Incident Report

Detail Report of SCBA Failure during Live Fire Training Exercises

Incident Date: May 8th, 2008

Incident Location: Washington State Fire Training Academy

Equipment Directly Involved in Incident:

SCBA Model – MSA 4500 Ultralite MMR FS2 CBRN Firehawk Regulator

SCBA Bottle Model – MSA Stealth H-30

Nipple ‘O’-ring part number 633553

Report prepared by: Captain John Gallup, Training/Safety Officer

Department Background

The City of SeaTac is a small municipality located in the south end of King County just south of the City of Seattle. The City surrounds the International Airport that serves the Seattle area and consists of approximately 10 square miles. The department is an all career department that staffs three fire stations. The staffing is accomplished through the use of three shifts with 15 personnel assigned per shift. Personnel consists of 1 Shift Battalion Chief, 3 Shift Captains and 11 Firefighters. Washington State requires firefighters who perform structural firefighting to participate in annual Live Fire Training. The City of SeaTac accomplishes this requirement by sending all personnel from a shift to the State’s Fire Training Academy for a day of training exercises.

Incident Description

The City of SeaTac Fire Department was conducting Live Fire Training Exercises in a concrete burn building. A training plan was in place consistent with NFPA and Washington State requirements. The burn building is outfitted with several rooms that have fire pits to accommodate training burns. Wooden pallets are used for the burns. Overseeing the training exercises was the Department’s Training and Safety Officer.

The scenarios used for the exercises were to focus training for initial arriving fire companies at a building fire with possible victim rescues. Personnel in attendance for the exercises were divided into four separate fire companies consistent with department policy. The Shift Battalion Chief acts as the Incident Commander during the exercise scenarios. The Department’s Assistant Chief of Operations was in attendance as an incident safety officer. The State Fire Training Academy assigns a State Fire Instructor to attend and participate as a safety officer. In addition to the above personnel, 3 additional department employees were attending as ignition team members.

During the fourth scenario of the day, fires were burning in three fire pits and the burn building was an IDLH atmosphere. Three fire companies had been working inside the structure forapproximately 5 to 8 minutes performing fire attack and search and rescue operations. While doing a face to face communication exchange to organize their operations, crews heard a sudden and loud discharge of air. A Captain from one company recognized the discharge as an air leak coming from the SCBA pack of another Captain. The two Captains along with company members quickly exited from the burn building through an identified set of egress doors. All air was discharged from the bottle by the time they exited the IDLH atmosphere. Approximately 5 to 8 seconds had elapsed. No injuries occurred.

Once outside the burn building the bottle and pack were checked. The pack’s coupling nut was found to be tight and the bottle’s main valve was opened fully. It should be noted that because of the rapid discharge of air, the coupling nut and the bottle valve body were very cold and condensation had frozen to the surfaces. The bottle gauge and the pack gauge confirmed that there was no air in the bottle.

The pack’s coupling nut was disconnected from the bottle valve and the ‘O’-ringin question was not seated in the fitting nipple where it should have been inside the coupling nut. The ‘O’-ringwas found in the bottle valve body. The pack, the bottle and the ‘O’-ringwere set aside and marked for further examination.

Incident Pictures and Drawings

Incident After Actions

Our department has made contact with a maintenance vendor to have the pack and bottle in question broken down to determine if we can identify cause of incident. Our department has also contacted NIOSH to see if they would like any specific action prior to examining the pack.
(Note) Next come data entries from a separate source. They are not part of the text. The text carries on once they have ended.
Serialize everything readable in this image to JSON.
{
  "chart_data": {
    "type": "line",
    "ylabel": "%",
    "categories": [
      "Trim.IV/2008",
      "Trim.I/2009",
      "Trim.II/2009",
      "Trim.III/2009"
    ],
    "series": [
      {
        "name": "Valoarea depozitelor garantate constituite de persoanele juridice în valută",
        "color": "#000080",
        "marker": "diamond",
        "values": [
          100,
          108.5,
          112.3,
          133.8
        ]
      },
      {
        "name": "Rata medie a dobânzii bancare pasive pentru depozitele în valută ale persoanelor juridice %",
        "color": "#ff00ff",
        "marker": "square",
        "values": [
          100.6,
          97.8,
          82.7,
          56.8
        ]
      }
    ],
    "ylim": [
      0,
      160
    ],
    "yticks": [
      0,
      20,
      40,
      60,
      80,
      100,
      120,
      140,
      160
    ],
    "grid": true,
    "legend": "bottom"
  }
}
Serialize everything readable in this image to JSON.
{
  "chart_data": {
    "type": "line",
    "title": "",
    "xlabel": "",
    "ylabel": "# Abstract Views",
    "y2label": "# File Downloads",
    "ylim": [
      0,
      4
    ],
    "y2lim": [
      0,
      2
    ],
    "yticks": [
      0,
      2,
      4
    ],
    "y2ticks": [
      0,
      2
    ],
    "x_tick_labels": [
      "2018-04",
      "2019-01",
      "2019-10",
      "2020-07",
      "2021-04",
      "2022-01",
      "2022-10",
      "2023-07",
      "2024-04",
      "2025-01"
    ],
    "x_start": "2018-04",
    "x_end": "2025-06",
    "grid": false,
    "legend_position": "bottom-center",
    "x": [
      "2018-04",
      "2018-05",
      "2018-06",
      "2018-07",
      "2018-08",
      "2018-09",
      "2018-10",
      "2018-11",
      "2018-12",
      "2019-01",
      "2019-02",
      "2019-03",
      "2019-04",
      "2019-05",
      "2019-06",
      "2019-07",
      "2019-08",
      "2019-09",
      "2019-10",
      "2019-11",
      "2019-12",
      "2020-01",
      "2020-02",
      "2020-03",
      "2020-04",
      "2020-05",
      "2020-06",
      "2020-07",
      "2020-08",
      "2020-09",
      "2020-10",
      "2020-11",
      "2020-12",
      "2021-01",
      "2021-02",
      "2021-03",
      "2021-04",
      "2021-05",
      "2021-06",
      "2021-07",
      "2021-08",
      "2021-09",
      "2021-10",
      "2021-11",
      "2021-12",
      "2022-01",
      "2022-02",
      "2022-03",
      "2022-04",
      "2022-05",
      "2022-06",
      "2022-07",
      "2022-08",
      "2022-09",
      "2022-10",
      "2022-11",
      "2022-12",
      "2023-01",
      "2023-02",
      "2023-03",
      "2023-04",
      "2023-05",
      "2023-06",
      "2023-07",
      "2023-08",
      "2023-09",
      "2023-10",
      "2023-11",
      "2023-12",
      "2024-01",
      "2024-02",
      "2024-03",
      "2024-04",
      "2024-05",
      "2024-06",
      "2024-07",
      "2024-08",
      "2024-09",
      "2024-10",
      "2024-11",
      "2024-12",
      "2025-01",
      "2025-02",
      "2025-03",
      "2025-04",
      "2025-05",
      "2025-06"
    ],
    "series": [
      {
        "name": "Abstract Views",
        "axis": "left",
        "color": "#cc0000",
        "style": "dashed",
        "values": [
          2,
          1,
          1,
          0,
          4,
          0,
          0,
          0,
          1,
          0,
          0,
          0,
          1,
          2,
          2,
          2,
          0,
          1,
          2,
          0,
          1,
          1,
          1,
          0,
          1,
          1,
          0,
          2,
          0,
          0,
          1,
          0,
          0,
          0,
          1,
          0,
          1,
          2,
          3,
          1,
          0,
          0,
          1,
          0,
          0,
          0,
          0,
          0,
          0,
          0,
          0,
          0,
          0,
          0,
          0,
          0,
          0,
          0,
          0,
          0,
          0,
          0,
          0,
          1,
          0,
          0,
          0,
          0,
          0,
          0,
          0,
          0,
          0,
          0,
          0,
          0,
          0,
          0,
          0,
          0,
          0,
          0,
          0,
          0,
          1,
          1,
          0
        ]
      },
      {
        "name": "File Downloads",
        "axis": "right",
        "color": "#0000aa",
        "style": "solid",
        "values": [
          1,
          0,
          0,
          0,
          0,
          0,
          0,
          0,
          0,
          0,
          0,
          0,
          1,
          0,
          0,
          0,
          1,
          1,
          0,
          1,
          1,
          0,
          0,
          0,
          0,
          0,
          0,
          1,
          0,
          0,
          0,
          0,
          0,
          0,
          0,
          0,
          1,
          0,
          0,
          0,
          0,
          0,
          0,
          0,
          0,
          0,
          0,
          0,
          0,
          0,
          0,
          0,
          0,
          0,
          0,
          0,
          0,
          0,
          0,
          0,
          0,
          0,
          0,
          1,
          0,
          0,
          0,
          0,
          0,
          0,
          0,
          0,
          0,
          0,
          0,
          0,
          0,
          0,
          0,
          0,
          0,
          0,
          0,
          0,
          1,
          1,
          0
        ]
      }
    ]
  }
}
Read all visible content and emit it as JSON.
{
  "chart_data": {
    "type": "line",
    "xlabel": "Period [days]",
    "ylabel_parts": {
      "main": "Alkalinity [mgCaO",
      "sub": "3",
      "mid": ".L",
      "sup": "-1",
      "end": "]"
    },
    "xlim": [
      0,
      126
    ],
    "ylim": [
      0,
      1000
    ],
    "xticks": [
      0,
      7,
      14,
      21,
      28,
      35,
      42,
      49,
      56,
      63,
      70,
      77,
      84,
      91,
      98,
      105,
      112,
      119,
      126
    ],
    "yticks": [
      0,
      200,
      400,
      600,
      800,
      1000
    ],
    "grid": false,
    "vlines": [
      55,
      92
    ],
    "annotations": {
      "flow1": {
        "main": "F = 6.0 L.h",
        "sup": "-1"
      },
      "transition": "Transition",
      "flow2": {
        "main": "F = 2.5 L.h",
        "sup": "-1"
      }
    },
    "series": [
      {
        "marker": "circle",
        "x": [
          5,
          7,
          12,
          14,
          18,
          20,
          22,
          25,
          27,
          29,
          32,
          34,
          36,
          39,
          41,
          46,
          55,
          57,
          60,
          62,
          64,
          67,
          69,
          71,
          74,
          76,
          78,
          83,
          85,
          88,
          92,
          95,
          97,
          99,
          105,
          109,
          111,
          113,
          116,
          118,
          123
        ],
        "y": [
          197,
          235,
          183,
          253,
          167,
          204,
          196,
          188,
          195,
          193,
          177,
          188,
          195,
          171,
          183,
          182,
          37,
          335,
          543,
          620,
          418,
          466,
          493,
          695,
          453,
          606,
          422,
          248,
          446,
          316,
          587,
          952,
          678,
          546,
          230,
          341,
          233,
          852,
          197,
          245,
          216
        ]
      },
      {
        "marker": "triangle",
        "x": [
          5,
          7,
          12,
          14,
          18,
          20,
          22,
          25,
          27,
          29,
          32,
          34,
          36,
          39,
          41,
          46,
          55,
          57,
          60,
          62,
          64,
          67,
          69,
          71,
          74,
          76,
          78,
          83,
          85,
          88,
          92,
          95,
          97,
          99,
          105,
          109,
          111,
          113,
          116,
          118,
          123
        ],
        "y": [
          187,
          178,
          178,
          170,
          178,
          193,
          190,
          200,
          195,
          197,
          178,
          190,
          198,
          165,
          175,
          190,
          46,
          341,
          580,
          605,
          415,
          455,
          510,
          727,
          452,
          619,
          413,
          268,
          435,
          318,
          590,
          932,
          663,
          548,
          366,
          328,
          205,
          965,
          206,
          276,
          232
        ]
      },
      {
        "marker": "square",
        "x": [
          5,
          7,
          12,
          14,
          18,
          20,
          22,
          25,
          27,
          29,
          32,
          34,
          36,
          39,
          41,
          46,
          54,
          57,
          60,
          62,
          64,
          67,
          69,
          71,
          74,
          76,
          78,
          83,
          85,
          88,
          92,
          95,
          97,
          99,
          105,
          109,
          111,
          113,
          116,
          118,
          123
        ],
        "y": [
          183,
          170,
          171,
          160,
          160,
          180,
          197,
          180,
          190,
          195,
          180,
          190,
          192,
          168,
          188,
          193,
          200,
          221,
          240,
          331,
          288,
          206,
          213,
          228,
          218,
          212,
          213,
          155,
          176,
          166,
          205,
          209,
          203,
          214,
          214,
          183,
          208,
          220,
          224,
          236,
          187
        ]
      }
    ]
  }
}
Maintenance records for all packs are being reviewed along with maintenance policies to confirm we are following manufacture recommendations. In addition, policies regarding daily checks and filling of air packs are being reviewed. At this time, our department believes our practices and policies to be consistent with requirements and recommendations.

Failure of an SCBA pack in an IDLH environment for reasons seemingly out of control of the user can have a negative impact on the confidence of personnel with equipment. For this reason, our department decided to replace the ‘O’-ringin question on all department air packs.

Our department will await response from NIOSH for any further recommendations.